WASHINGTON – President Barack Obama is acknowledging in the wake of this week's election rout that he hasn't been able to successfully promote his economic-rescue message to anxious Americans.
Obama says in an interview with CBS's "60 Minutes" that he "stopped paying attention" to the leadership style he displayed during his run for the presidency.
Obama also said he recognizes now that "leadership is not just legislation," and that "it's a matter of persuading people. And giving them confidence and bringing them together. And setting a tone. And making an argument that people can understand."
"And I think that - we haven't always been successful at that," he said. "And I take personal responsibility for that. And it's something that I've got to examine closely as I go forward."
Obama said that's the response he's giving to "some of my Democratic supporters who express some frustration."
Obama's Democratic Party lost control of the House in Tuesday's midterm elections, as Republicans picked up a net gain of at least 60 seats, setting up a more divided government — or shared governance — in January, depending to what extent the two parties can reach accommodation on such vexing issues as the economy, energy, immigration, education and the war in Afghanistan.

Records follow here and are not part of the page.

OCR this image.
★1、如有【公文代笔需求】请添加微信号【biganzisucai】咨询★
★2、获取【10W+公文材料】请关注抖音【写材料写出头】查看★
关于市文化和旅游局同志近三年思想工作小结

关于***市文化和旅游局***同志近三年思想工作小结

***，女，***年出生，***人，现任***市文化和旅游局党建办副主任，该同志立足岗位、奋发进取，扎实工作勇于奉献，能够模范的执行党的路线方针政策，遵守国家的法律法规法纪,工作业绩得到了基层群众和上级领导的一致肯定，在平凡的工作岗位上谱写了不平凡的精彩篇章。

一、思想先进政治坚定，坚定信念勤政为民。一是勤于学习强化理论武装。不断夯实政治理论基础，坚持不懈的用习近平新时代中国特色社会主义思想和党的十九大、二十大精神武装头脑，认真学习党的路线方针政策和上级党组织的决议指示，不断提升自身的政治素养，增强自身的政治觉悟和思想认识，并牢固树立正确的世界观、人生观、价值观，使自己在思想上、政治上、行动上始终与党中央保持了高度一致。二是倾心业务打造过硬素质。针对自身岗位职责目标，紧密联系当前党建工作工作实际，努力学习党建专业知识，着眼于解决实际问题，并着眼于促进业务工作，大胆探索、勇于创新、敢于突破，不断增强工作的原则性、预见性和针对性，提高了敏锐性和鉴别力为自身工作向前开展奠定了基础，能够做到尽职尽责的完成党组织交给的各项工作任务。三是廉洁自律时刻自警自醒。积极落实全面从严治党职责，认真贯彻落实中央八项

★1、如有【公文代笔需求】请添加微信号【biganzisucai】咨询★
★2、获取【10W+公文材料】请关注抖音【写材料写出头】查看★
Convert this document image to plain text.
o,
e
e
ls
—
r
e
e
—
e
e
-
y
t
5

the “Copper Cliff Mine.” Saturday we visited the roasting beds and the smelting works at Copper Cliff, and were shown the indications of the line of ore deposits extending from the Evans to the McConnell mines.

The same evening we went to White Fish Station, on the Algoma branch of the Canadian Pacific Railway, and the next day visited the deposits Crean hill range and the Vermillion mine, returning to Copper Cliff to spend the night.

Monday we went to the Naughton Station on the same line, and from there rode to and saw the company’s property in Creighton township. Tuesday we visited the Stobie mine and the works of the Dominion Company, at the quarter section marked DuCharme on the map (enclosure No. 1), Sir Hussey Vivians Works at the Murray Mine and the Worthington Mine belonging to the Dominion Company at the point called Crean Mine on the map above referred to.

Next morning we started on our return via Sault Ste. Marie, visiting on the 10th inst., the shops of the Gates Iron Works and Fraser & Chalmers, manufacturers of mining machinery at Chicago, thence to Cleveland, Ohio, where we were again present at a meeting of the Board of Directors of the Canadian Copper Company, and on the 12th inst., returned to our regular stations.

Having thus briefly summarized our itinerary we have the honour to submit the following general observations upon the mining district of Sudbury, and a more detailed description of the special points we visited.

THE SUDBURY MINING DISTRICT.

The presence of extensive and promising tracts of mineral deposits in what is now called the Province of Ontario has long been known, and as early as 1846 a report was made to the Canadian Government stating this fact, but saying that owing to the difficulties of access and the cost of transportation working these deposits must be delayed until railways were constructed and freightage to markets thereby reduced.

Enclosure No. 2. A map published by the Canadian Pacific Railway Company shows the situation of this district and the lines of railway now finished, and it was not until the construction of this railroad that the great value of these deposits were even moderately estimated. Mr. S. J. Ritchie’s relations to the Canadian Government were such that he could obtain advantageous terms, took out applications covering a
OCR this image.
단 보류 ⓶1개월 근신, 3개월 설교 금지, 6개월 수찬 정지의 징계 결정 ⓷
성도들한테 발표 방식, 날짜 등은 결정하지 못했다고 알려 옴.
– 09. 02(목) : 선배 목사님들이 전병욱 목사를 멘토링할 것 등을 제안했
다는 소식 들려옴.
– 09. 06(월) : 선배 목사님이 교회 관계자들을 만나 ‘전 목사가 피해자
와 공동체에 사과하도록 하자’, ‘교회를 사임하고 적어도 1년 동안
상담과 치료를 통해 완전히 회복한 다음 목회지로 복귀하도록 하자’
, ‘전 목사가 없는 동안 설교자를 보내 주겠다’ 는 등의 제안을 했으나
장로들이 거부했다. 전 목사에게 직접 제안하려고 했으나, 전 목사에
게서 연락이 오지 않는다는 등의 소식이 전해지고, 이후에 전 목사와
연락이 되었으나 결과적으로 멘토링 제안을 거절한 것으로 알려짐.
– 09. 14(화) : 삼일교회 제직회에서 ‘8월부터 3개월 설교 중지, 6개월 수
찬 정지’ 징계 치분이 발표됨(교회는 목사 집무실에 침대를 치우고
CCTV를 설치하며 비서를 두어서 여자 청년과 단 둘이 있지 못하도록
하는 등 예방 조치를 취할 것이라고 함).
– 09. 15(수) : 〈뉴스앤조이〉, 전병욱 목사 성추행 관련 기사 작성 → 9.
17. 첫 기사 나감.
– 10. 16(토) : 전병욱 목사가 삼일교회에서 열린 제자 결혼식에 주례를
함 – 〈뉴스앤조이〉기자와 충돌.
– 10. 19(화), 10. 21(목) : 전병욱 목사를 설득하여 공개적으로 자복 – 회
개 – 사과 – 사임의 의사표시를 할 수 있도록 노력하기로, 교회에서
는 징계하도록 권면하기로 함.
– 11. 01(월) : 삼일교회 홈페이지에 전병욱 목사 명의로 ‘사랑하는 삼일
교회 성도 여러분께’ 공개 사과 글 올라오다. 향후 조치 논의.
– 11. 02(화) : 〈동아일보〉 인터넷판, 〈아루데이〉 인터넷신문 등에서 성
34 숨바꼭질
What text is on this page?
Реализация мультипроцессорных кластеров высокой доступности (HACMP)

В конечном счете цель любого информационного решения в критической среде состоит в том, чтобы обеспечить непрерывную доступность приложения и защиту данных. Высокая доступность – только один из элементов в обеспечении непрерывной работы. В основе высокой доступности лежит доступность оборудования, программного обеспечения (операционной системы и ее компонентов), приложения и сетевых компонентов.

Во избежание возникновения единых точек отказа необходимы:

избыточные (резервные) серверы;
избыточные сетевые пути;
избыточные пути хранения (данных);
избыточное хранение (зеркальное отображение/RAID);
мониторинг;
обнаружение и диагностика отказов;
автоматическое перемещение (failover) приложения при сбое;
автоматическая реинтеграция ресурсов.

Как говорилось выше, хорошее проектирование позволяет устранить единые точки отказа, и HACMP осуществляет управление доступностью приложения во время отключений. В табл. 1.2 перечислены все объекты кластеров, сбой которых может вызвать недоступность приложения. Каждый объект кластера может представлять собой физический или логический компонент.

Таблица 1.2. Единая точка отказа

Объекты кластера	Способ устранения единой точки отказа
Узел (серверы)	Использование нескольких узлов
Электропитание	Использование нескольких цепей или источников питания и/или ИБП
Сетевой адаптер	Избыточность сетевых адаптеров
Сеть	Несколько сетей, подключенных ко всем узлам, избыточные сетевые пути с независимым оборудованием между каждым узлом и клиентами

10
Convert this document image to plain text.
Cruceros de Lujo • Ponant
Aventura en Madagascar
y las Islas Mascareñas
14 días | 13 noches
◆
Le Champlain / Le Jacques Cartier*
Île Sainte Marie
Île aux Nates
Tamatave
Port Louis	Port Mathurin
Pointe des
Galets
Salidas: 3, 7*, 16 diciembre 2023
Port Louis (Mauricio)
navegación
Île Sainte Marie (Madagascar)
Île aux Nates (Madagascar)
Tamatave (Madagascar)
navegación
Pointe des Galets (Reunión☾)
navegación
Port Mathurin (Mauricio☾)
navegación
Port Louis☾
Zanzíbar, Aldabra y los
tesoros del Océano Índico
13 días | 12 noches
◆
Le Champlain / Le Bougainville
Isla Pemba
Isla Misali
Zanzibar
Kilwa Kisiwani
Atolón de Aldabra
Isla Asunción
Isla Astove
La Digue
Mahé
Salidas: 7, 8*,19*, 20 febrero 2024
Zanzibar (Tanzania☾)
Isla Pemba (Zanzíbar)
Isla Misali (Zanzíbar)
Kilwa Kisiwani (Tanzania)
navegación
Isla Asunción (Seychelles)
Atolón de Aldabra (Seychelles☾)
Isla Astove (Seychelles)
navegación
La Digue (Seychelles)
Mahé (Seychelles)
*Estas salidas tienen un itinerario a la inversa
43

Democrats had held sway in both the House and Senate since the 2006 election. The balloting Tuesday also puts House Republican Leader John Boehner of Ohio into position to be the next speaker, succeeding California Democrat Nancy Pelosi. Rep. Eric Cantor, R-Va., seems set to take position of House majority leader.
Democrats did retain control of the Senate, although their majority margin has been substantially decreased.